| I'd love to hear Chomsky's reaction to this stuff (or someone in his camp on the Chomsky vs. Norvig debate [0]). My understanding is that Chomsky was against statistical approaches to AI, as being scientifically un-useful - eventual dead ends, which would reach a certain accuracy, and plateau - as opposed to the purer logic/grammar approaches, which reductionistically/generatively decompose things into constituent parts, in some interpretable way, which is hence more scientifically valuable, and composable - easier to build on. But now we're seeing these very successful blended approaches, where you've got a grammatical search, which is reductionist, and produces an interpretable factoring of the sentence - but its guided by a massive (comparatively uninterpretable) neural net. It's like AlphaGo - which is still doing search, in a very structured, rule based, reductionist way - but leveraging the more black-box statistical neural network to make the search actually efficient, and qualitatively more useful. Is this an emerging paradigm? I used to have a lot of sympathy for the Compsky argument, and thought Norvig et al. [the machine learning community] could be accused of talking up a more prosaic 'applied ML' agenda into being more scientifically worthwhile than it actually was. But I think systems like this are evidence that gradual, incremental, improvement of working statistical systems, can eventually yield more powerful reductionist/logical systems overall.
I'd love to hear an opposing perspective from someone in the Chomsky camp, in the context of systems like this.
(Which I am hopefully not strawmanning here.) [0]Norvig's article: http://norvig.com/chomsky.html |
See e.g. http://visl.sdu.dk/~eckhard/pdf/TIL2006.pdf which gets 99% on POS and 96% on syntax function assignment – Constraint Grammar parsers are the state of the art of rule-based systems, and the well-developed ones beat statistical systems. CG's are also multitaggers – they don't assume a word has to have only one reading, it might actually be ambiguous, and in that case it shouldn't be further disambiguated (that's why they use F-scores instead of plain "accuracy").

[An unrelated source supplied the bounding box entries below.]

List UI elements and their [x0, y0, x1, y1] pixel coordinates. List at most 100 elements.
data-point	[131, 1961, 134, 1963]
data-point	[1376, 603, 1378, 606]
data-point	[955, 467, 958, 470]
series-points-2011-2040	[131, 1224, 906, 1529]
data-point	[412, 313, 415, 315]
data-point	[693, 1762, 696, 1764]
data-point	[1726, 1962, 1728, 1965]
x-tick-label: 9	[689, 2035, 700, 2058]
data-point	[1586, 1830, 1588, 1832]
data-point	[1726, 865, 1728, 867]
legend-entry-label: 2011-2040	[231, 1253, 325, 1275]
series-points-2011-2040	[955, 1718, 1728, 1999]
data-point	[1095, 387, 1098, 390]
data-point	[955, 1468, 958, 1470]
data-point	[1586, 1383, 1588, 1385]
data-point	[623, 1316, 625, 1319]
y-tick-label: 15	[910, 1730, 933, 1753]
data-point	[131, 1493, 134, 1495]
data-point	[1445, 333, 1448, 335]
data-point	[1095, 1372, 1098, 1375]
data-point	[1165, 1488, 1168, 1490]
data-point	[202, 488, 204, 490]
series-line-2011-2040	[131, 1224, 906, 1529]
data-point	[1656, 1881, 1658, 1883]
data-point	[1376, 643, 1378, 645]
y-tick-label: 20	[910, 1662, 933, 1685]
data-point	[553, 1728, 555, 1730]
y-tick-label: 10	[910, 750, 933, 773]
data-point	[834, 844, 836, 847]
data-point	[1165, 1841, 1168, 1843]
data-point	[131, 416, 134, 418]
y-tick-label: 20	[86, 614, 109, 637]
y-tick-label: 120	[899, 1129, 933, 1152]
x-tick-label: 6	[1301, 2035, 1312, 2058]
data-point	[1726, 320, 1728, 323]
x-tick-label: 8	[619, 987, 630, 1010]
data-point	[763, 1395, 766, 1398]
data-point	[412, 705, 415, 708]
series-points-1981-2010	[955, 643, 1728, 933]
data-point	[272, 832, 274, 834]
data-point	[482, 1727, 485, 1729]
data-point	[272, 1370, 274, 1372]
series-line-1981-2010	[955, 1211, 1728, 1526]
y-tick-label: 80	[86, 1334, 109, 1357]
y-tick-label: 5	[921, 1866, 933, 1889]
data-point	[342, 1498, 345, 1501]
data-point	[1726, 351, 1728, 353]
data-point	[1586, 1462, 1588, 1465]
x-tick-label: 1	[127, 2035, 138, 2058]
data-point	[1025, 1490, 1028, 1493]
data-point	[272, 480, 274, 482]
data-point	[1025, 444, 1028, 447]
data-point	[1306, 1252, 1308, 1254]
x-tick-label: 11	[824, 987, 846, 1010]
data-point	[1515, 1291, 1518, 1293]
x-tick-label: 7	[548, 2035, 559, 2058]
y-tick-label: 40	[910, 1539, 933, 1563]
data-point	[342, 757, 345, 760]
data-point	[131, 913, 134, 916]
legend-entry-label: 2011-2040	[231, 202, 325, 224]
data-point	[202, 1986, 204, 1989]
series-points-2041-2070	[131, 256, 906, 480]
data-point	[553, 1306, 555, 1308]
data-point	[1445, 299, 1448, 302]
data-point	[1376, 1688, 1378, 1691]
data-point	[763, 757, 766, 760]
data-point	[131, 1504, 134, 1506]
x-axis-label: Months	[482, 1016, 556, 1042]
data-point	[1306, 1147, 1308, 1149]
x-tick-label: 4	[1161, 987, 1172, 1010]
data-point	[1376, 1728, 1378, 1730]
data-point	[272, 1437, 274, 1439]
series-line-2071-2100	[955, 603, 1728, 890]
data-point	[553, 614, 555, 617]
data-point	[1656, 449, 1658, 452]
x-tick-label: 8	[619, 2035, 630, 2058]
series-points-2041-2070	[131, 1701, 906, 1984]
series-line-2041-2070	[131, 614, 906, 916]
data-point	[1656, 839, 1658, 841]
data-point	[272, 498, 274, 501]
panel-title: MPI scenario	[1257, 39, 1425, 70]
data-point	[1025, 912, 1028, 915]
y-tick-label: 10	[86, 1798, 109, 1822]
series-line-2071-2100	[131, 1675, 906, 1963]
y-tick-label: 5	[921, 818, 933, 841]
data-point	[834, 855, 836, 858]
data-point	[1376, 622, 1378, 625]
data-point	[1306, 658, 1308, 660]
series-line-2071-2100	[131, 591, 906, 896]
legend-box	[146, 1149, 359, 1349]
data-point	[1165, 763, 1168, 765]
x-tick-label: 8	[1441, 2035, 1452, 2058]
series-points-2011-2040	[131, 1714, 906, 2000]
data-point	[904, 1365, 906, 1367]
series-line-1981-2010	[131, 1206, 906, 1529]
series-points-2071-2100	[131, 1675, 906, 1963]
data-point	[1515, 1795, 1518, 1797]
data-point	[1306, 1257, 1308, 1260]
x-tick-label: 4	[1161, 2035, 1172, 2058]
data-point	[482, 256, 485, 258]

CG's also require manual work, so it's not like you can download a corpus an unsupervisedly learn everything; but on the other hand, for what languages in the world do you have a large enough data set to unsupervisedly learn a good model? And for what training methods can you even get good models from unlabeled data? The set of languages for which there are large annotated corpora (especially treebanks) is even smaller … So CG's are also heavily used for lesser-resourced languages (typically in combination with finite state transducers for morphological analysis), where the lack of training data means it's a lot more cost-effective to write rules (and turn existing dictionaries into machine-readable FST's) than it is to create annotated training data (which would often involve OCR-ing texts, introducing yet another error source). CG writers still tend to have a very empirical mindset – no toy sentences like "put the cone on the block", but continual testing on any real-world text they can get their hands on.